August Schilling (born 1854) was an American entrepreneur who founded the San-Francisco-based A. Schilling & Company.

== Biography ==
Schilling was born in Bremen in February 1854. He left Germany when he was 16 and settled in San Francisco, California. There he worked for the coffee company J.A. Folger & Co. Due to his skills and ambition, he rose to become a partner in the company after only five years. He bought the shares of Otto Schoemann, a wealthy merchant who was initially brought in as a partner after a $10,000 investment. In 1878, the company was renamed as Folger-Schilling Company.

In 1881, Schilling broke with Folger and together with George Volkmann, a friend and fellow German immigrant, established A. Schilling and Company, a coffee roasting business. Schilling had a two-thirds interest in the new company. The enterprise, which was also an extract house, was located at the Second and Harrison Streets. Aside from coffee, the company offered teas and spices, so that Schilling and Volkman became known as the “spice boys”.

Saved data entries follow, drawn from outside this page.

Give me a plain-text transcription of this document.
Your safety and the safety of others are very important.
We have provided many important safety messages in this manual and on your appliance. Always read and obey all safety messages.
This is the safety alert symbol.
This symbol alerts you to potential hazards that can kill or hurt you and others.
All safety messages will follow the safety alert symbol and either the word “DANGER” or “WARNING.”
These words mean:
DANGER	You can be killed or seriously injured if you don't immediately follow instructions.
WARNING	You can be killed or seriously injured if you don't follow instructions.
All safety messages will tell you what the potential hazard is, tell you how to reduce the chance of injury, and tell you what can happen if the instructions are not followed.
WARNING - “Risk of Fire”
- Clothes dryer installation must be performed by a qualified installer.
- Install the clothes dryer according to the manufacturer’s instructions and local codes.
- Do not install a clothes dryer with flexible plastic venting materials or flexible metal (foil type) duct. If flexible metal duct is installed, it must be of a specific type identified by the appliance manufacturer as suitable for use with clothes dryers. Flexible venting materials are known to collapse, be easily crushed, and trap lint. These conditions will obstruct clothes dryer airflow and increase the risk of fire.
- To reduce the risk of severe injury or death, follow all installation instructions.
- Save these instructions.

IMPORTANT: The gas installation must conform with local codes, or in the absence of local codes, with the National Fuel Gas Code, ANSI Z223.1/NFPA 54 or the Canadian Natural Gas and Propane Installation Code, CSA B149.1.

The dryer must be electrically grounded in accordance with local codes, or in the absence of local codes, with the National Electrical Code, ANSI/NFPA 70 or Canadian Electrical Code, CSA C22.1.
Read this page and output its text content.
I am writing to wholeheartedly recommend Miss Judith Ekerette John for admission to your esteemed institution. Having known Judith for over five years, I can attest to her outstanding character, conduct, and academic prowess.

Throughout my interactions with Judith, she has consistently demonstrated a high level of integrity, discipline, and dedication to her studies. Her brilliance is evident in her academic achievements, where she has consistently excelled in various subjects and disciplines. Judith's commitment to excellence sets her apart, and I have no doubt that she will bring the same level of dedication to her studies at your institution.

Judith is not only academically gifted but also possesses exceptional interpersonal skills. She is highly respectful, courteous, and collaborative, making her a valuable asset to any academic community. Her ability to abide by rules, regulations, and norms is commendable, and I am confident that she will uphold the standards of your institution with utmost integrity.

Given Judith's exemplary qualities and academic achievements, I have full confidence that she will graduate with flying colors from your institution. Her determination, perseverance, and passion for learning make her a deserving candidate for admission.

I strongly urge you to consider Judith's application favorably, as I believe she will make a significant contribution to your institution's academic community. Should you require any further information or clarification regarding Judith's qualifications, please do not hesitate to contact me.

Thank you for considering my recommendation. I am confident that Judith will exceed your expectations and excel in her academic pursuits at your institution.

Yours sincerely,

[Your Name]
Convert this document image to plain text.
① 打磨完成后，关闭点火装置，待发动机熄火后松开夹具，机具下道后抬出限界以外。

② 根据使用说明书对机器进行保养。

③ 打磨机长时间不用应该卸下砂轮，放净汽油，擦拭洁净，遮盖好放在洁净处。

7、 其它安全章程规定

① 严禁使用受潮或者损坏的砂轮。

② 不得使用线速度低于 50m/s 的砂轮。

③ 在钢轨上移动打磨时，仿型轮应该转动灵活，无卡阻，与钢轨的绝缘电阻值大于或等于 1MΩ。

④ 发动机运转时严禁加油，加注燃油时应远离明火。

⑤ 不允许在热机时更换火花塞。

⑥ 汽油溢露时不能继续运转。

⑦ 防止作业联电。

Among Schilling's notable products was the Schilling's Best, a baking powder that became popular all over the United States. It is considered a forerunner of the green movement as it was sold without any additives. By 1907, Schilling had expanded his business nationally. Schilling was known for introducing novel marketing initiatives. In 1911, he had a Wiseman aeroplane drop some of the Schilling coffee products including the Schilling's Best Three Star Coffee in a Santa Rosa community.

Schilling was characterized as one devoted to his business but also patronized the arts. He is known for his love of music and would often regal visitors with the song Die Wacht am Rhein.